Oracle has launched its IGF (Identity Governance Framework), supported by such B2B and IT vendors as Computer Associates and Sun Microsystems, in an effort to promote better electronic security and identity processes.

Such B2B initiatives can often be hard to fathom or even explain in simple business, so we asked Amit Jasuja, VP of Development for Security and Identity Management for Oracle, to explain it as simply as he possibly could.

"Imagine that you're a bank with a mortgage banking application and also an investment banking solution," says Jasuja as an example. "You obviously gather a lot of information about your clients. Part of this information, like credit score and citizenship status, may need to be available to mortgage banking but not to investment banking."

This is a valid example because, when it comes to identity and security, our instinct is to think at the user rather than the application level. But, as Jasuja explains, in the end, businesses also need to think about how their applications finally interact with overall customer data.

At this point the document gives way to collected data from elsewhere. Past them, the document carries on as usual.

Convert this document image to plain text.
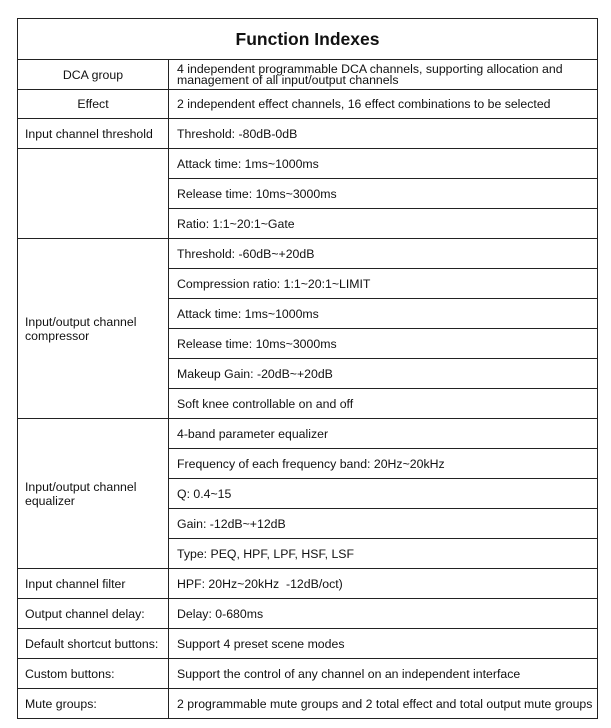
Function Indexes	
DCA group	4 independent programmable DCA channels, supporting allocation and
management of all input/output channels

Effect	2 independent effect channels, 16 effect combinations to be selected
Input channel threshold	Threshold: -80dB-0dB
	Attack time: 1ms~1000ms
	Release time: 10ms~3000ms
	Ratio: 1:1~20:1~Gate

Input/output channel
compressor	Threshold: -60dB~+20dB
	Compression ratio: 1:1~20:1~LIMIT
	Attack time: 1ms~1000ms
	Release time: 10ms~3000ms
	Makeup Gain: -20dB~+20dB
	Soft knee controllable on and off

Input/output channel
equalizer	4-band parameter equalizer
	Frequency of each frequency band: 20Hz~20kHz
	Q: 0.4~15
	Gain: -12dB~+12dB
	Type: PEQ, HPF, LPF, HSF, LSF
Input channel filter	HPF: 20Hz~20kHz  -12dB/oct)
Output channel delay:	Delay: 0-680ms
Default shortcut buttons:	Support 4 preset scene modes
Custom buttons:	Support the control of any channel on an independent interface
Mute groups:	2 programmable mute groups and 2 total effect and total output mute groups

Most obviously, this is because of regulatory issues -- e.g., privacy issues in mortgage banking might be different from privacy issues in investment banking, so the set of data available to the two applications might need to be separated.

But it's also an issue of preventing problems when it comes to basic management. Say you want to get a complete picture of what identity-related data (like a customer's Social Security Number) is currently available to which of your applications. Without something like IGF, this would be a "forensic exercise," Jasuja claims.

With Identity Governance Framework, a company is able "to go to one place to see where all the identity data is," according to Jasuja. "If you need to change a policy, it'll be a lot easier once you get this visibility."

At this point, it's also important to note what IGF isn't. It isn't a way of encrypting data itself (which can be done in an Oracle database or other system of record) and it isn't a way of presenting that data (which can be done in an existing portal). It is, rather, "the piece in the middle for governance and control," concludes Jasuja.